Some of the recommendations include pre- and post-interview counselling, provision for independent advocates to sit in on interviews, single-gender asylum housing for uncoupled women, as well as special provision for LGBTQI people, and greater investment in psychological support services.
The study involved extensive interviews between 2018 and 2020 with 68 forced migrants in the UK who were victims of sexual and gender-based violence (SGBV), as well as 26 service providers working with survivors.
Hane Leshaj was pregnant when she fled to the UK from Albania after escaping her violent husband and being rejected by her family. She spent nearly eight years in the asylum system, was forced to relocate eight times and in one accommodation was physically attacked by another resident.
“It took 10 days for them to move me to a safe place. All these things affect your mental health and your wellbeing. I thought I would be safer,” said Leshaj, who works with Refugee Women Connect in Liverpool.

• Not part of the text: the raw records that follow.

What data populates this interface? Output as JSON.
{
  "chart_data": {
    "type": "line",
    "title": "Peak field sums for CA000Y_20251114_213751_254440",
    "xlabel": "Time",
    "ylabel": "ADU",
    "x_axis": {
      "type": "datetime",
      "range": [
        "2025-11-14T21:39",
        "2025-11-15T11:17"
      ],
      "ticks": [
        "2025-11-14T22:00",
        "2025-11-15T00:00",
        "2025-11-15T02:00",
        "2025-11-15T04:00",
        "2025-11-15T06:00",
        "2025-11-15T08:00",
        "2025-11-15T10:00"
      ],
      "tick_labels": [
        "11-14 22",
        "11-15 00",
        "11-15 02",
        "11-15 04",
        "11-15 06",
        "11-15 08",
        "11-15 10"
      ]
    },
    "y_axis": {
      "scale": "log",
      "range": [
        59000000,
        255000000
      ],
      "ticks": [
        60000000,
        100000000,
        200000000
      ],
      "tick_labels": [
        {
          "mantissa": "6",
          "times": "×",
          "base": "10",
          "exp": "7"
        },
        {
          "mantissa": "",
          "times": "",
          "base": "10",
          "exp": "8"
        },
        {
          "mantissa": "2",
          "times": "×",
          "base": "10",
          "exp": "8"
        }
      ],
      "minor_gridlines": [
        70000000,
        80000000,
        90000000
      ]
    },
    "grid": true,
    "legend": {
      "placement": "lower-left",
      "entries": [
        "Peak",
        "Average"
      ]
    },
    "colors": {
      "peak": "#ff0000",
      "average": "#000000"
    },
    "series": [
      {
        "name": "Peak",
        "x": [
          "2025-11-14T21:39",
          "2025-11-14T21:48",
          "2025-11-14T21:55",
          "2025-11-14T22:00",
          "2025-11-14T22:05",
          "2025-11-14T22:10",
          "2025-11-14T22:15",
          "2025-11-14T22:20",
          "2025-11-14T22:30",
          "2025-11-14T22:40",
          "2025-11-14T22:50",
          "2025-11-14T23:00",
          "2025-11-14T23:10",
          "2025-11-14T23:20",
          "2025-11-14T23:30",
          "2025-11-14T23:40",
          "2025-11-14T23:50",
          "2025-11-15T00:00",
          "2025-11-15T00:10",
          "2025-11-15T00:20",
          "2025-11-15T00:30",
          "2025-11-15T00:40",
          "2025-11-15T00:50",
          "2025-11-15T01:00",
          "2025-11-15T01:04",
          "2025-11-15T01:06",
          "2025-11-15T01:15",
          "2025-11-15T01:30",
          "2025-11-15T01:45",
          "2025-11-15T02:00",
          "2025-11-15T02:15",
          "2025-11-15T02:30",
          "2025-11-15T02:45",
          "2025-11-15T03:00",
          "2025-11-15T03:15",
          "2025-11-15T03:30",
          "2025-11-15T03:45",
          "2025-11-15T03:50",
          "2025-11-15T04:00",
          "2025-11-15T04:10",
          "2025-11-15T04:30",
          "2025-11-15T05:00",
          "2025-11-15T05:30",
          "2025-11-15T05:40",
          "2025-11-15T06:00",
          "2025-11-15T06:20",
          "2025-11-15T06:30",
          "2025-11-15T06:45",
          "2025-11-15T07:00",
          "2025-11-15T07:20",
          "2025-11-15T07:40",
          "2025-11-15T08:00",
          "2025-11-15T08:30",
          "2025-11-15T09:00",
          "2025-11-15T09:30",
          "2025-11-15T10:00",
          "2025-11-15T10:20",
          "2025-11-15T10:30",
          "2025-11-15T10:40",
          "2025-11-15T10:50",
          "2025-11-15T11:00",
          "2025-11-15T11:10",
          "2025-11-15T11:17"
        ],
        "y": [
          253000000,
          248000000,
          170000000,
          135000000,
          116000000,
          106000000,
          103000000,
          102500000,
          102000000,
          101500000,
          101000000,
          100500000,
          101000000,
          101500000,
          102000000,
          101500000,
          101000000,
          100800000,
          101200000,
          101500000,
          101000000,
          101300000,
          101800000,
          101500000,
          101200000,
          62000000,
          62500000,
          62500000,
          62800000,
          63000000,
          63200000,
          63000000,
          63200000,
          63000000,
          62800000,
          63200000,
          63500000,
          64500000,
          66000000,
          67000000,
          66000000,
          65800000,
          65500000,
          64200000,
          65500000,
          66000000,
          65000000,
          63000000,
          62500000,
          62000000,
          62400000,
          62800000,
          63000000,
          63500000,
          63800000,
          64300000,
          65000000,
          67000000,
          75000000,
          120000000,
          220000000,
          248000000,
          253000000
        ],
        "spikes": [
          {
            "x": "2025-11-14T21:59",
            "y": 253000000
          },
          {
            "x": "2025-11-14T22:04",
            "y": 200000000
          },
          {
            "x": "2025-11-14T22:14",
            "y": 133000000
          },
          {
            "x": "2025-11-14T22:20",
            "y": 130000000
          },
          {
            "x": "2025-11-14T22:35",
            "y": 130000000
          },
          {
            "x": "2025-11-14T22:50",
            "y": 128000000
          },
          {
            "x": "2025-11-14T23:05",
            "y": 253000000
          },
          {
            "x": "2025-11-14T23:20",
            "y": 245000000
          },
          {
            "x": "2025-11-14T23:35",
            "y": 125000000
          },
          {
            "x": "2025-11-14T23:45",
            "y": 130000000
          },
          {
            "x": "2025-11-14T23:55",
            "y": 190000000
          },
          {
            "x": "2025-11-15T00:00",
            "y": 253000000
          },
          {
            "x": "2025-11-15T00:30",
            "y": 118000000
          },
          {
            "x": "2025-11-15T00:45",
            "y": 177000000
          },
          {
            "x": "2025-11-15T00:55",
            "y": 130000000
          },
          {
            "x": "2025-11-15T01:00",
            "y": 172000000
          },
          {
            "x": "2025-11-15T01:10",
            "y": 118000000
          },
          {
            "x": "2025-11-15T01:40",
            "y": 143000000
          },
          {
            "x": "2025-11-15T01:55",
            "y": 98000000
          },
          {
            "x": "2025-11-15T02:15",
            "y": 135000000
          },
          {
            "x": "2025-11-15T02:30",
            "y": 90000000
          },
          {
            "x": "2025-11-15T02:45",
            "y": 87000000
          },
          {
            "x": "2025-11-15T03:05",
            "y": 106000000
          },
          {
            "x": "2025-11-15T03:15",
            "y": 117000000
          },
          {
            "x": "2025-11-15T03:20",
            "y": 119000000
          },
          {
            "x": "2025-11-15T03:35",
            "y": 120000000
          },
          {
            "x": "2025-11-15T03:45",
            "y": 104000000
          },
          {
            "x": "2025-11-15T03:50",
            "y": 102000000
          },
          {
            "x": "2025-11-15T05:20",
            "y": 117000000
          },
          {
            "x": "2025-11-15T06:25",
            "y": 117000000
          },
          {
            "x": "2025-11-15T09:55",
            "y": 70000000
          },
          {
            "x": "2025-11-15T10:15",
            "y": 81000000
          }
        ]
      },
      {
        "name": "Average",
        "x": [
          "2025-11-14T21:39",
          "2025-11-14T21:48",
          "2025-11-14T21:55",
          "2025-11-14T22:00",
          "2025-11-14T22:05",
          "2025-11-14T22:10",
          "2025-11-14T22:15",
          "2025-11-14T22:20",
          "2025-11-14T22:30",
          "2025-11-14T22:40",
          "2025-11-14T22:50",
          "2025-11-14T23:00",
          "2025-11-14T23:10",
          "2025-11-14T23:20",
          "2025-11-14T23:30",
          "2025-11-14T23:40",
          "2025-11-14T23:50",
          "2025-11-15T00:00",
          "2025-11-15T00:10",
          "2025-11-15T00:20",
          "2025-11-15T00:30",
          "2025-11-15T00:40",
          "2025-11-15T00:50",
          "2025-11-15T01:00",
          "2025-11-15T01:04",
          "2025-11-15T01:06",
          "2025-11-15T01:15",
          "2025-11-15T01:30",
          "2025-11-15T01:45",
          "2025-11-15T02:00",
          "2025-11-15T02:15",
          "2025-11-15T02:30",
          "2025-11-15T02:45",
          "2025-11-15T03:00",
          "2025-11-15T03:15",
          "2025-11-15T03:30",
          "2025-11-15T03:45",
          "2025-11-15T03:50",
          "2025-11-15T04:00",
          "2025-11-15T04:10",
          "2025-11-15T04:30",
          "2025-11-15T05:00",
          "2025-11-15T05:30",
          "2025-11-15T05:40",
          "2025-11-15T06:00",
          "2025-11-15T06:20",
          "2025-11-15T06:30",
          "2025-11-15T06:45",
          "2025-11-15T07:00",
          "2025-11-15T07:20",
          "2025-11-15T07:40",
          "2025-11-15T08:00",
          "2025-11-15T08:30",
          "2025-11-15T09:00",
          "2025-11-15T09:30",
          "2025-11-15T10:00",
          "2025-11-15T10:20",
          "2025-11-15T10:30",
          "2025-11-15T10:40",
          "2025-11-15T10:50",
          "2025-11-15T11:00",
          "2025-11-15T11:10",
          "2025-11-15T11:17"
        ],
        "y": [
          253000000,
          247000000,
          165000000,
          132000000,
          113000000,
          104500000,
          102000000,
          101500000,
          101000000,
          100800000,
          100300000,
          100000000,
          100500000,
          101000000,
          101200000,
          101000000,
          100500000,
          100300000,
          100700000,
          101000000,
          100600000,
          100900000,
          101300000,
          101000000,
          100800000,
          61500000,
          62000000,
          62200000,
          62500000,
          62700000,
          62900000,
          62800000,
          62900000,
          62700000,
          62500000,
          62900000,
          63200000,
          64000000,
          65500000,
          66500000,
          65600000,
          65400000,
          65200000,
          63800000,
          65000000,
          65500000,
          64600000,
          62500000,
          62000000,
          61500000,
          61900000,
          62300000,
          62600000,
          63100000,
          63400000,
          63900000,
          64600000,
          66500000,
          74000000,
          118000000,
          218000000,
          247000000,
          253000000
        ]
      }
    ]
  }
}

“They treat everyone the same way. It should be different, especially for women and children. I’m not saying the process doesn’t affect men, but for women and children it’s worse. When you come they treat you like nothing.”
Previous research found that out of 72 women who had sought asylum in the UK, 66% had experienced gender-related persecution in some form, including rape, sexual violence, forced prostitution and forced marriage, perpetrated by partners, family members, soldiers, police and prison guards.
“This is happening on our shores. The women who are on those boats [crossing the Channel], the vast majority will have experienced SGBV [sexual and gender-based violence],” said Phillimore.
“The reason a lot of them are women is because they’re escaping gender persecution. So the report is extremely pertinent at the moment with what’s going on in the Channel and the Afghan situation.”
The Home Office said: “Those who suffer from domestic abuse are victims first and foremost, regardless of their immigration status, and we will give the help and support they need and deserve. Impacts on vulnerable people and equalities considerations are front and centre of our work.
“We are introducing landmark reforms through the nationality and borders bill to provide protection to the most vulnerable. Our new bill is the only credible way to fix the broken asylum system, and at the heart of this plan is fairness and offering protection to vulnerable individuals.”